Key Points
- Gracenote has filed a federal lawsuit accusing OpenAI of using its proprietary entertainment metadata to train ChatGPT without authorization.
- The case could test whether the structure and organization of proprietary datasets are protected under copyright law.
- Gracenote says the alleged copying could allow tech companies to build competing metadata services without paying licensing fees.
Nielsen Media Research’s metadata and content identification business Gracenote has filed a federal lawsuit against ChatGPT developer OpenAI, accusing the tech company of using its proprietary entertainment data solutions to train its large language models (LLMs) without authorization.
The lawsuit, filed in New York federal court, accuses OpenAI of reproducing Gracenote’s metadata and the relevant framework used to organize it, a structure that the company says is a core part of the value it provides to enterprise clients like cable television systems and smart TV manufacturers.
The case could establish a new legal precedent around whether the sequence, organization and structure of proprietary datasets are protected under copyright law. While numerous lawsuits have been filed by media and publishing companies against artificial intelligence developers, few have focused specifically on the alleged copying of the underlying framework that connects data within a database.
Gracenote maintains one of the entertainment industry’s most widely used metadata catalogs, covering music, television, film and sports programming. The company employs hundreds of editors who create narrative descriptions, unique identifiers and other metadata elements designed to help distributors and platforms organize and surface content for viewers.
In its complaint, Gracenote cited examples in which ChatGPT allegedly produced descriptions that closely resemble those written by its editors. One example involves the HBO series Game of Thrones. Gracenote editors described the show as “the depiction of two power families — kings and queens, knights and renegades, liars and honest men — playing a deadly game of control of the Seven Kingdoms of Westeros, and to sit atop the Iron Throne.”
The company alleges that ChatGPT generated a near-identical description when prompted by users, and that other prompts can produce similarly verbatim excerpts from its database.
Gracenote’s Programs Database, which includes both its metadata and the relational mapping used to connect the data, is registered with the U.S. Copyright Office. The lawsuit seeks statutory damages, which are predetermined penalties for copyright violations, as well as actual damages tied to any financial harm suffered by the company.
The complaint also claims the alleged use of its data could allow technology companies to build competing metadata services without paying licensing fees, potentially undermining Gracenote’s business relationships with device makers and distributors.

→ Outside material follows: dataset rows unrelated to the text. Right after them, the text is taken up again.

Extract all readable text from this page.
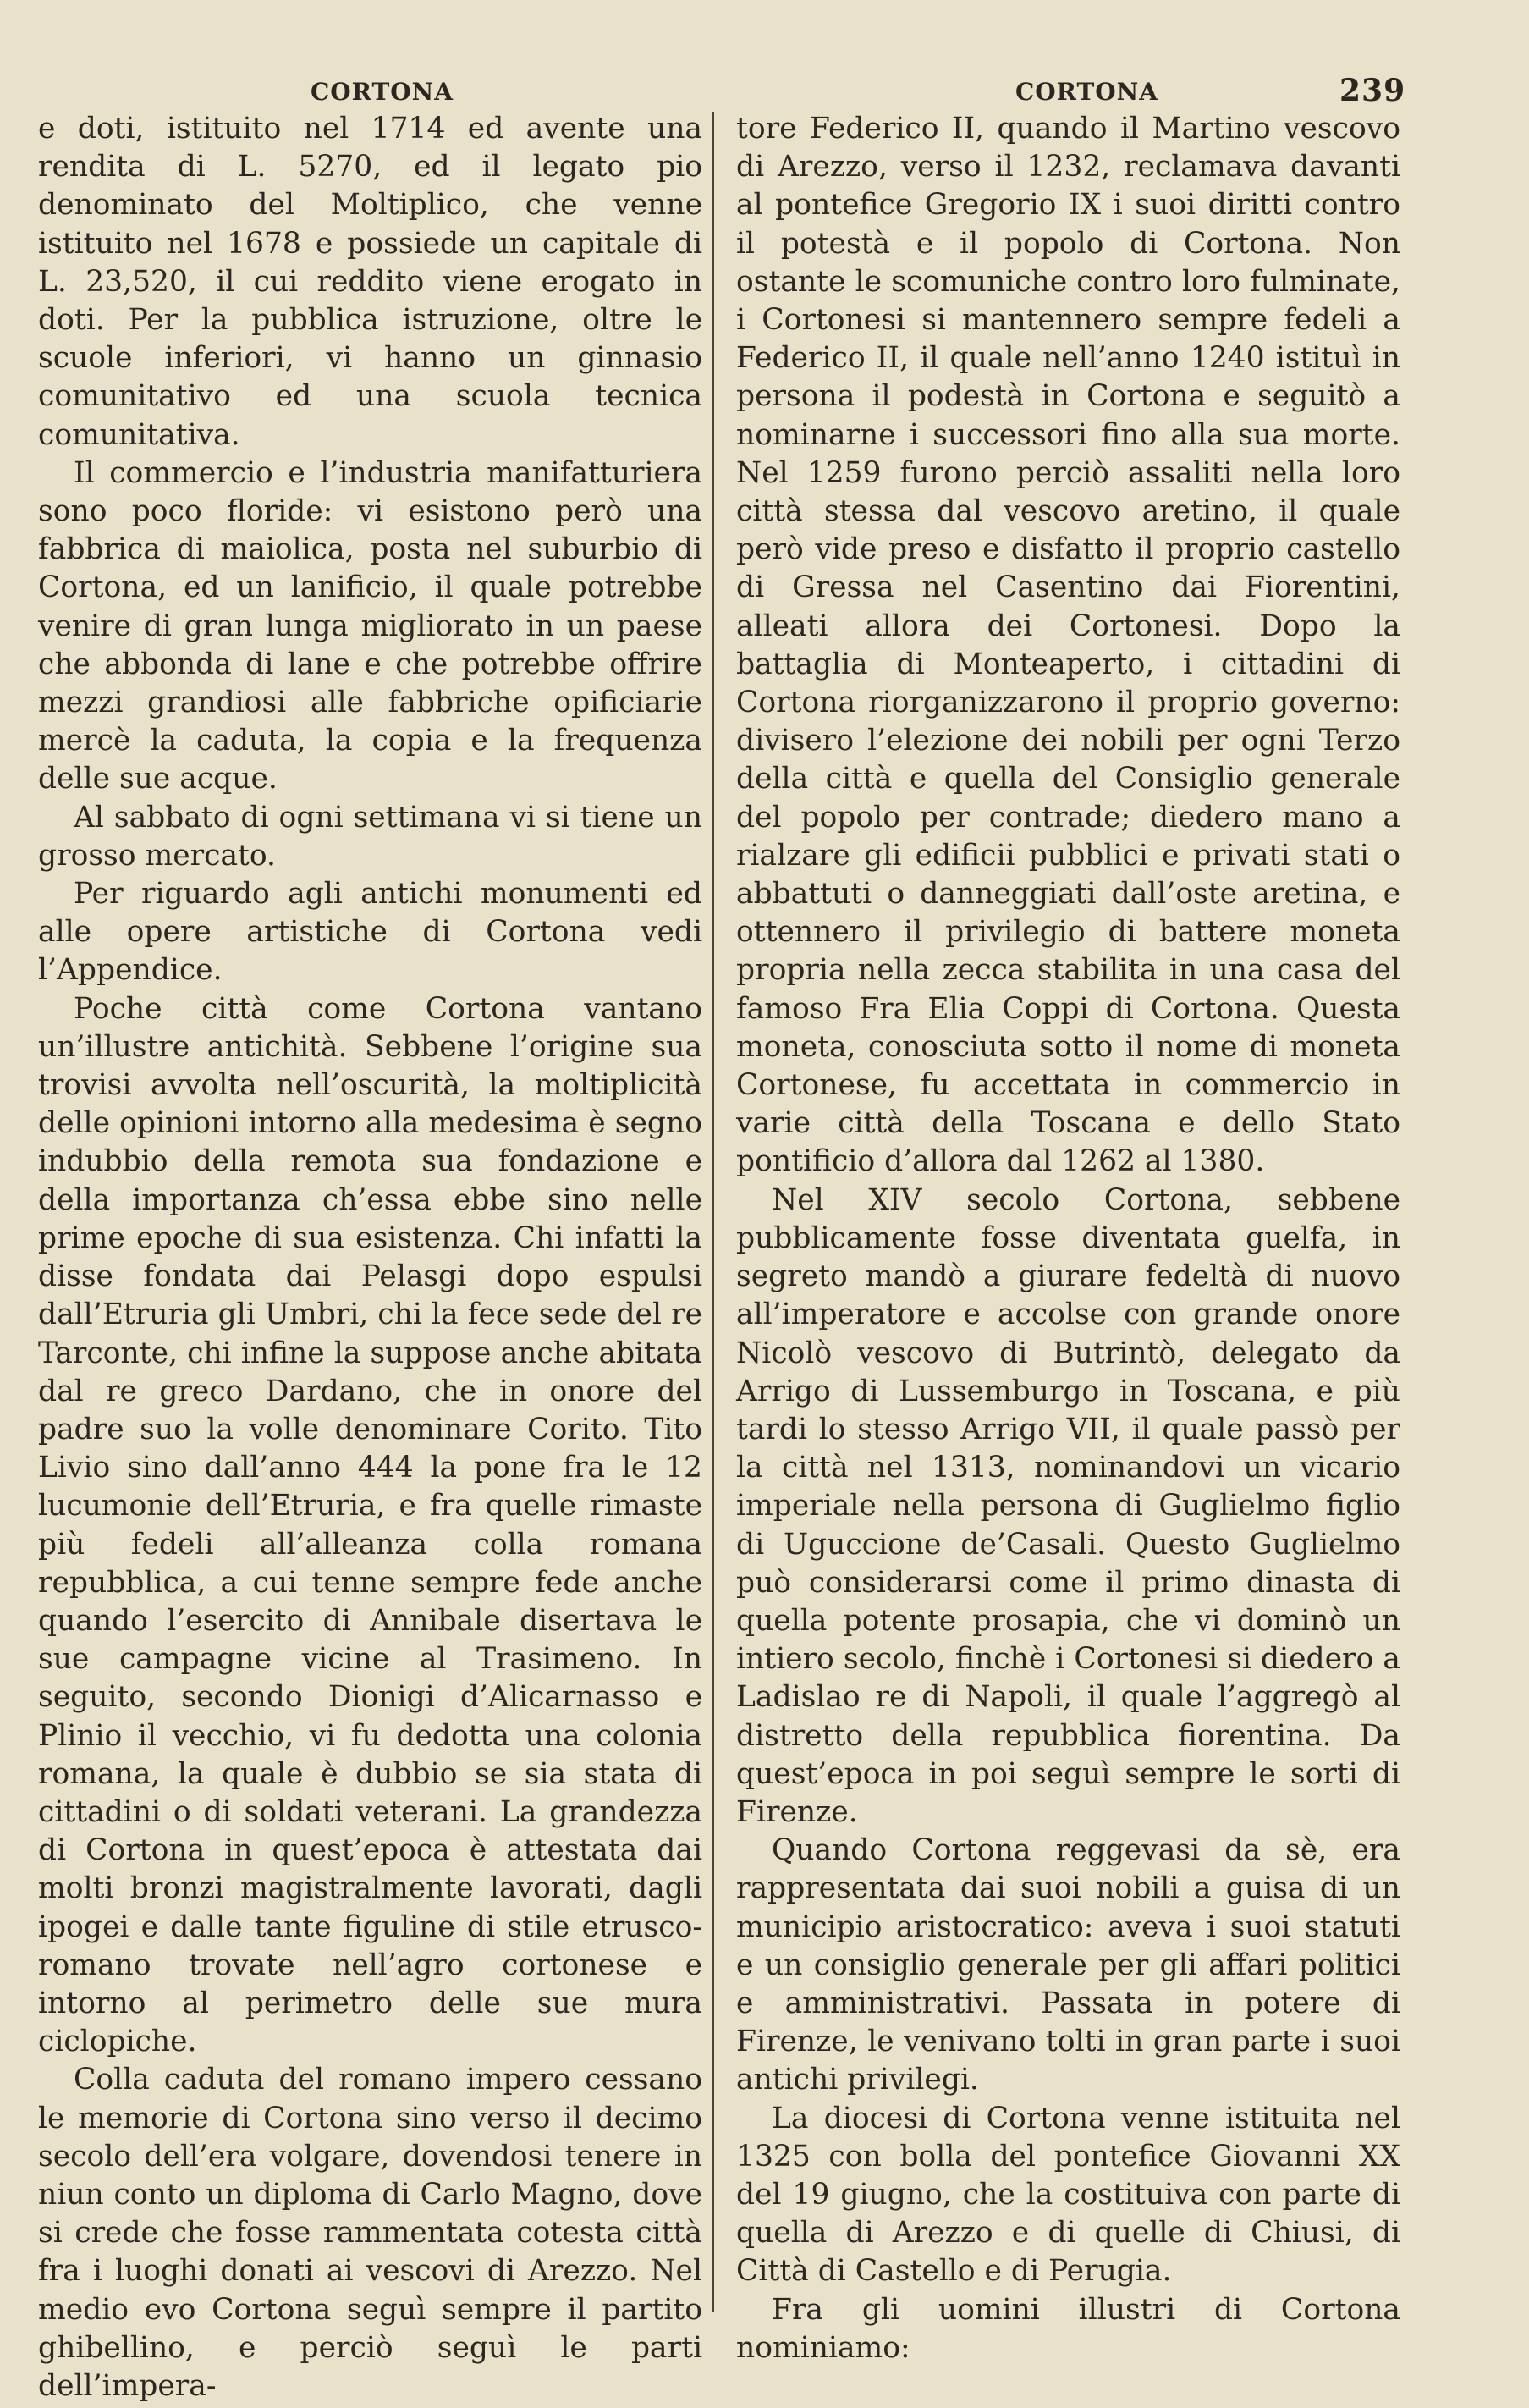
CORTONA	CORTONA	239

e doti, istituito nel 1714 ed avente una rendita di L. 5270, ed il legato pio denominato del Moltiplico, che venne istituito nel 1678 e possiede un capitale di L. 23,520, il cui reddito viene erogato in doti. Per la pubblica istruzione, oltre le scuole inferiori, vi hanno un ginnasio comunitativo ed una scuola tecnica comunitativa.

Il commercio e l’industria manifatturiera sono poco floride: vi esistono però una fabbrica di maiolica, posta nel suburbio di Cortona, ed un lanificio, il quale potrebbe venire di gran lunga migliorato in un paese che abbonda di lane e che potrebbe offrire mezzi grandiosi alle fabbriche opificiarie mercè la caduta, la copia e la frequenza delle sue acque.

Al sabbato di ogni settimana vi si tiene un grosso mercato.

Per riguardo agli antichi monumenti ed alle opere artistiche di Cortona vedi l’Appendice.

Poche città come Cortona vantano un’illustre antichità. Sebbene l’origine sua trovisi avvolta nell’oscurità, la moltiplicità delle opinioni intorno alla medesima è segno indubbio della remota sua fondazione e della importanza ch’essa ebbe sino nelle prime epoche di sua esistenza. Chi infatti la disse fondata dai Pelasgi dopo espulsi dall’Etruria gli Umbri, chi la fece sede del re Tarconte, chi infine la suppose anche abitata dal re greco Dardano, che in onore del padre suo la volle denominare Corito. Tito Livio sino dall’anno 444 la pone fra le 12 lucumonie dell’Etruria, e fra quelle rimaste più fedeli all’alleanza colla romana repubblica, a cui tenne sempre fede anche quando l’esercito di Annibale disertava le sue campagne vicine al Trasimeno. In seguito, secondo Dionigi d’Alicarnasso e Plinio il vecchio, vi fu dedotta una colonia romana, la quale è dubbio se sia stata di cittadini o di soldati veterani. La grandezza di Cortona in quest’epoca è attestata dai molti bronzi magistralmente lavorati, dagli ipogei e dalle tante figuline di stile etrusco-romano trovate nell’agro cortonese e intorno al perimetro delle sue mura ciclopiche.

Colla caduta del romano impero cessano le memorie di Cortona sino verso il decimo secolo dell’era volgare, dovendosi tenere in niun conto un diploma di Carlo Magno, dove si crede che fosse rammentata cotesta città fra i luoghi donati ai vescovi di Arezzo. Nel medio evo Cortona seguì sempre il partito ghibellino, e perciò seguì le parti dell’impera-

tore Federico II, quando il Martino vescovo di Arezzo, verso il 1232, reclamava davanti al pontefice Gregorio IX i suoi diritti contro il potestà e il popolo di Cortona. Non ostante le scomuniche contro loro fulminate, i Cortonesi si mantennero sempre fedeli a Federico II, il quale nell’anno 1240 istituì in persona il podestà in Cortona e seguitò a nominarne i successori fino alla sua morte. Nel 1259 furono perciò assaliti nella loro città stessa dal vescovo aretino, il quale però vide preso e disfatto il proprio castello di Gressa nel Casentino dai Fiorentini, alleati allora dei Cortonesi. Dopo la battaglia di Monteaperto, i cittadini di Cortona riorganizzarono il proprio governo: divisero l’elezione dei nobili per ogni Terzo della città e quella del Consiglio generale del popolo per contrade; diedero mano a rialzare gli edificii pubblici e privati stati o abbattuti o danneggiati dall’oste aretina, e ottennero il privilegio di battere moneta propria nella zecca stabilita in una casa del famoso Fra Elia Coppi di Cortona. Questa moneta, conosciuta sotto il nome di moneta Cortonese, fu accettata in commercio in varie città della Toscana e dello Stato pontificio d’allora dal 1262 al 1380.

Nel XIV secolo Cortona, sebbene pubblicamente fosse diventata guelfa, in segreto mandò a giurare fedeltà di nuovo all’imperatore e accolse con grande onore Nicolò vescovo di Butrintò, delegato da Arrigo di Lussemburgo in Toscana, e più tardi lo stesso Arrigo VII, il quale passò per la città nel 1313, nominandovi un vicario imperiale nella persona di Guglielmo figlio di Uguccione de’Casali. Questo Guglielmo può considerarsi come il primo dinasta di quella potente prosapia, che vi dominò un intiero secolo, finchè i Cortonesi si diedero a Ladislao re di Napoli, il quale l’aggregò al distretto della repubblica fiorentina. Da quest’epoca in poi seguì sempre le sorti di Firenze.

Quando Cortona reggevasi da sè, era rappresentata dai suoi nobili a guisa di un municipio aristocratico: aveva i suoi statuti e un consiglio generale per gli affari politici e amministrativi. Passata in potere di Firenze, le venivano tolti in gran parte i suoi antichi privilegi.

La diocesi di Cortona venne istituita nel 1325 con bolla del pontefice Giovanni XX del 19 giugno, che la costituiva con parte di quella di Arezzo e di quelle di Chiusi, di Città di Castello e di Perugia.

Fra gli uomini illustri di Cortona nominiamo:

A spokesperson for OpenAI said in a statement that the company’s models are trained on publicly available data and rely on fair use principles. (The Desk has a content distribution arrangement with Microsoft, which has a collaborative development agreement with OpenAI. Microsoft is not a party to Gracenote’s lawsuit against OpenAI.)
Despite the lawsuit, Gracenote says it supports artificial intelligence development and has licensing agreements with technology companies including Samsung and Google. The company said it repeatedly attempted to discuss licensing arrangements with OpenAI but that those efforts were unsuccessful.
“Being pro-AI and anti-theft aren’t contradictory; they are the only sustainable path forward,” Gracenote Chief Executive Officer Jared Grusd said in a statement. “We’ve filed suit to protect that future.”